I’m also watching The Expanse on the big screen, so streaming 4k video to a
second monitor and typing this at the same time. I just finished the first
battle on an Immortal Empires campaign, and performance wise, just wow. I mean I
was doing this from sort of thing from windows as well, but yeah, running the
same graphics there’s a performance jump while the game is running. However on
the con side… I was running it like this off the external HDD before and while
load times are definitely increased compared to the SSD there is definitely some
lag when going from battles to the campaign overview. From a diagnostics
standpoint I’m going to have to check to make sure that it’s reading at a ‘high
speed usb’ connection. Also another theory is linux takes more time to compile
assets because it’s undergoing some kind of conversion or something, but once
compiled it runs better. That’s my theory at least, or where I’d start tugging
that performance issue.
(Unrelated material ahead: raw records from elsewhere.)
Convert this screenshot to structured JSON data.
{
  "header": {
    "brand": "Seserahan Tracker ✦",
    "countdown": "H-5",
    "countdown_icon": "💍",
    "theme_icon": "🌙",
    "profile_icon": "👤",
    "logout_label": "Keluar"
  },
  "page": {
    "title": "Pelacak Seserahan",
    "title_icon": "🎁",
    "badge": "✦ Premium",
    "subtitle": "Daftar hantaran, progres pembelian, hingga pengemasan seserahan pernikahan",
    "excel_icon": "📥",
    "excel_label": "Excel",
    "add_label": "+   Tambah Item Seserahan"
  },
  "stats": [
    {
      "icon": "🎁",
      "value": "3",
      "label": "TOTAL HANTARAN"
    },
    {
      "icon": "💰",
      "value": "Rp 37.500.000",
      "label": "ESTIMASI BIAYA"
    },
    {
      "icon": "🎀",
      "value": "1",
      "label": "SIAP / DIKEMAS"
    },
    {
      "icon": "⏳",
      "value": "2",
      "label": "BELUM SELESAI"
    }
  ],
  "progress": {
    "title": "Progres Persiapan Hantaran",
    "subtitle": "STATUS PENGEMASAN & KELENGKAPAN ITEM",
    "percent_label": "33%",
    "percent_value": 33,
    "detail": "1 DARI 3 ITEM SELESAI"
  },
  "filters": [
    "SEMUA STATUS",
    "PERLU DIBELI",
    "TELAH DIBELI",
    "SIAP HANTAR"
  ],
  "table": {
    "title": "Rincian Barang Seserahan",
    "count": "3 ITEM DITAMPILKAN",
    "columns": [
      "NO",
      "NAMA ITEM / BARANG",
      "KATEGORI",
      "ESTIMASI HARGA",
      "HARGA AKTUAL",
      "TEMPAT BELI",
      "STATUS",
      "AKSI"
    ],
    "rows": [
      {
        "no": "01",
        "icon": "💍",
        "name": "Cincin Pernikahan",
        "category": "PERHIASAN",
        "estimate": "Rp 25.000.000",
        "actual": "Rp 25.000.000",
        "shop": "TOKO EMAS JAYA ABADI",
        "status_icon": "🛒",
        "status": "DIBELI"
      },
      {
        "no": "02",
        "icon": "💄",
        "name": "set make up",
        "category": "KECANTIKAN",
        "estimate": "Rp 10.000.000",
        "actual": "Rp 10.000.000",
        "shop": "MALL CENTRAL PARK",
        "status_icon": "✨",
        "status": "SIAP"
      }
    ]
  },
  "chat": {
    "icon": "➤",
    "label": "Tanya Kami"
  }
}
This is kind of a wow moment for me. I’m going to
cautiously say that switching to Linux is a real possibility in a longer run
scenario. However, there are still tons of isos and other… acquired games that I
have that aren’t running. And while I do like steam I also don’t want to be
locked to it and other pay stores. So tomorrow will be trying to fix whatever
issue NordVPN is having, and trying to figure out some installs from isos and
exes, which should be super fun from what I’ve seen. For the rest of tonight I’m
just going to enjoy a campaign of warhammer and watch my stories, and marvel at
the fact that I’m doing it on Linux. I never thought I’d see this day.